Use this after editing parish-world, parish-npc, parish-cli/src/testing.rs, or mods/rundale/; before opening/updating a gameplay PR; or as a faster, lower-noise alternative to Prove a feature when the change is structural.

Auto-player / demo

The LLM auto-player drives the live Tauri app — use it for paths the headless harness can't exercise: Tauri IPC, NPC dialogue quality, frontend streaming behaviour.

just demo 2 5    # 5 turns, 2s pause — fast smoke test
just demo 4 20   # 20 turns, 4s pause — content generation / sustained observation
just demo 3      # unlimited turns

Capture logs to read the transcript:

DEMO_LOG=$(mktemp) && just demo 2 5 > "$DEMO_LOG" 2>&1
grep -E "chat \[|demo turn|WARN" "$DEMO_LOG"

chat [player] / chat [npc] lines show the conversation; demo turn: LLM chose action shows the auto-player's pick each turn.

Verify:

Player actions are single-line natural language — no reasoning preamble or JSON artifacts.
NPC dialogue is Irish-authentic and responds to what the player actually said.
demo turn fires each turn — if absent, the LLM call is hanging or failing.
No waitForFalse timed out warnings — streaming completed cleanly.
The clock advances between turns — game is not paused.

Bugs demo surfaces that the headless prove misses: streaming freezes (input stays disabled, 30s timeout fires), thinking blocks leaking into player actions, NPC saying nothing (429 rate limit or JSON field-name typo), game clock paused throughout.
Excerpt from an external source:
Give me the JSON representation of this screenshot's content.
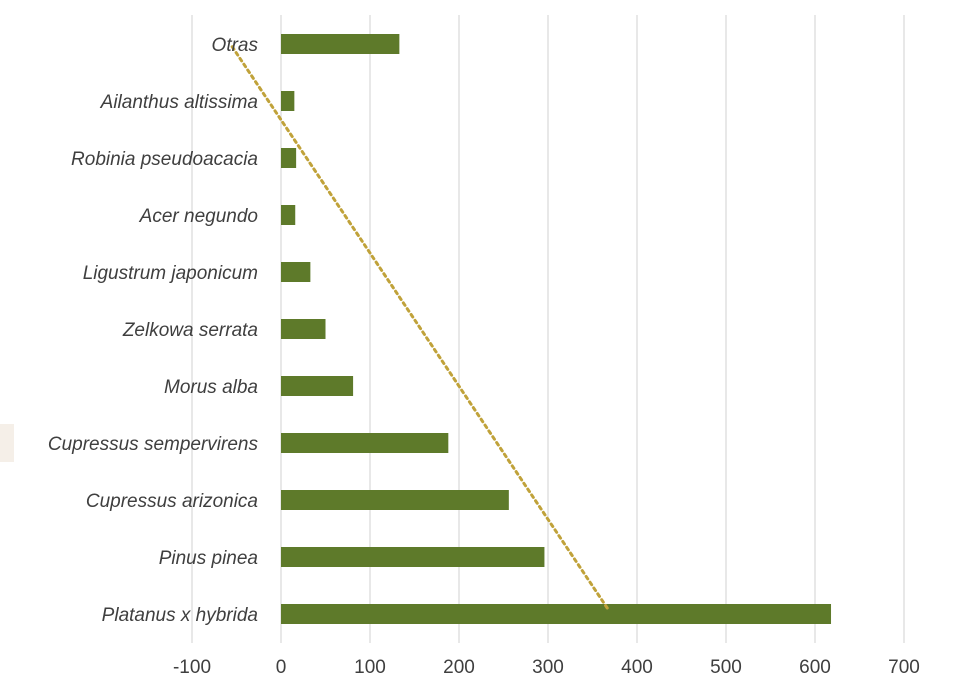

Demo is observational — it surfaces live behaviour, it does not assert. It does not replace just check, the prove flow, or Playwright.
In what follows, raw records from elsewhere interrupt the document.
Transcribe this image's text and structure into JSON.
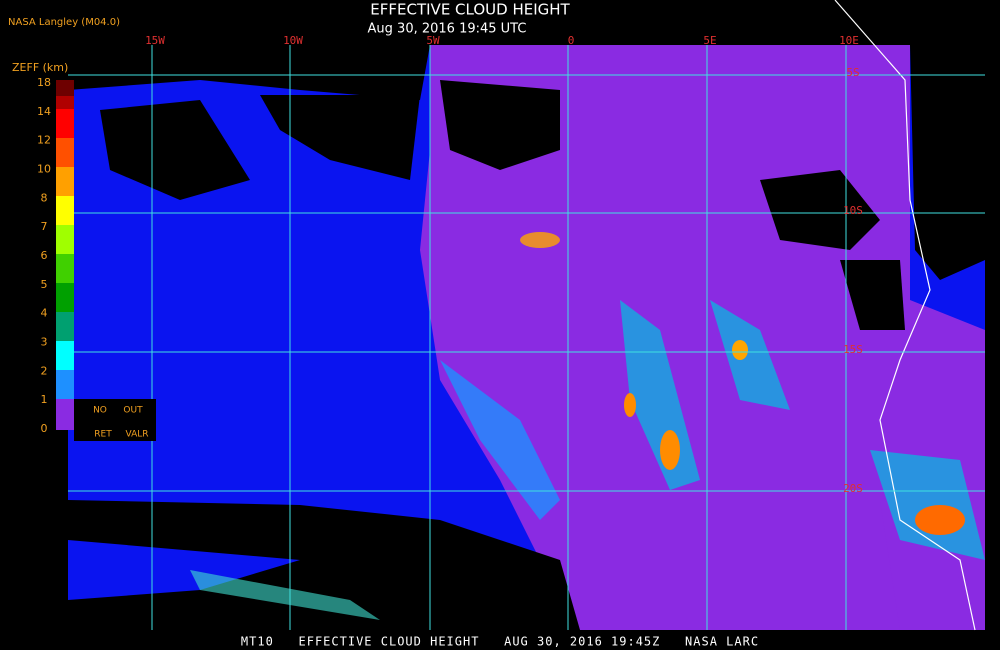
{
  "header": {
    "source": "NASA Langley (M04.0)",
    "title": "EFFECTIVE CLOUD HEIGHT",
    "subtitle": "Aug 30, 2016 19:45 UTC"
  },
  "map": {
    "lon_labels": [
      "15W",
      "10W",
      "5W",
      "0",
      "5E",
      "10E"
    ],
    "lat_labels": [
      "5S",
      "10S",
      "15S",
      "20S"
    ]
  },
  "legend": {
    "title": "ZEFF (km)",
    "labels": [
      "18",
      "14",
      "12",
      "10",
      "8",
      "7",
      "6",
      "5",
      "4",
      "3",
      "2",
      "1",
      "0"
    ],
    "no_ret": [
      "NO",
      "RET"
    ],
    "out_valr": [
      "OUT",
      "VALR"
    ]
  },
  "footer": "MT10   EFFECTIVE CLOUD HEIGHT   AUG 30, 2016 19:45Z   NASA LARC"
}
just demo opens the MCP bridge on --mcp-port 3030, so while it runs (or after launching the Tauri app yourself with cargo run -p parish-tauri -- --mcp-port 3030) you can drive and inspect the live game with mcp__parish__*: parish_world_snapshot / parish_npcs_here / parish_submit_input to probe, and mcp__parish__parish_file_bug to file any bug as a GitHub issue that auto-bundles a screenshot (a native window capture — the minimap renders, #1160), recent logs, and game state. Dedup against open issues first (gh issue list --search); set PARISH_BUG_REPORT_DRY_RUN=1 to write the report to disk instead of filing while testing. For the full bug-hunting loop see /demo-audit.

Browser UI session

Interactive Chrome test against the web server via browser MCP tools. Follow the plan in docs/plans/archive/chrome-test-plan.md.

Setup:

Build frontend: cd apps/ui && npm run build.
Check server: curl -s -o /dev/null -w "%{http_code}" http://localhost:3001/.
Start if needed: cargo run -- --web 3001 (background; wait for 200 on health check).
Connect browser tooling via the available browser MCP tools. If no extension is connected, ask the user to enable it and retry.
Navigate a tab to http://127.0.0.1:3001.

Test execution — take screenshots at key points, track pass/fail:

Required: Page Load (status bar, map, NPCs sidebar, chat panel, input render); Navigation (travel to ≥2 locations, verify map/status/NPCs update); Edge Cases (invalid location, already-here, empty submit); System Commands (/help, /status, /pause, /resume); Console Check (read console for errors at start and end).
If LLM provider configured in .env: NPC Conversation (streaming response); Irish Words (Focail panel populates); Idle Message (atmospheric message at empty location).
If explicitly requested: Debug Panel tabs; Speed Commands; Theme Updates over time.

Reporting: print a pass/fail table; list bugs with repro steps; report console errors; check server logs. If bugs are found, file them with mcp__parish__parish_file_bug (auto-bundles screenshot + logs + state) — dedup against open issues first (gh issue list --search). Write results to docs/reviews/chrome-testing-session.md (append a dated section if it exists).

GUI screenshots

Regenerate Rundale GUI screenshots after UI changes via headless Playwright — no X11/GDK required.

Install deps (if needed): cd apps/ui && npm install.
Capture: cd apps/ui && npx playwright test e2e/screenshots.spec.ts — captures the GUI at 4 times of day (morning, midday, dusk, night) on headless Chromium with mocked Tauri IPC.
Verify output: check docs/screenshots/ for updated PNGs; list files and sizes.
Report which were generated; remind the user to commit them alongside the UI change.

Notes:

To update visual-regression baselines: npx playwright test e2e/screenshots.spec.ts --update-snapshots.
Full E2E suite: npx playwright test or just ui-e2e.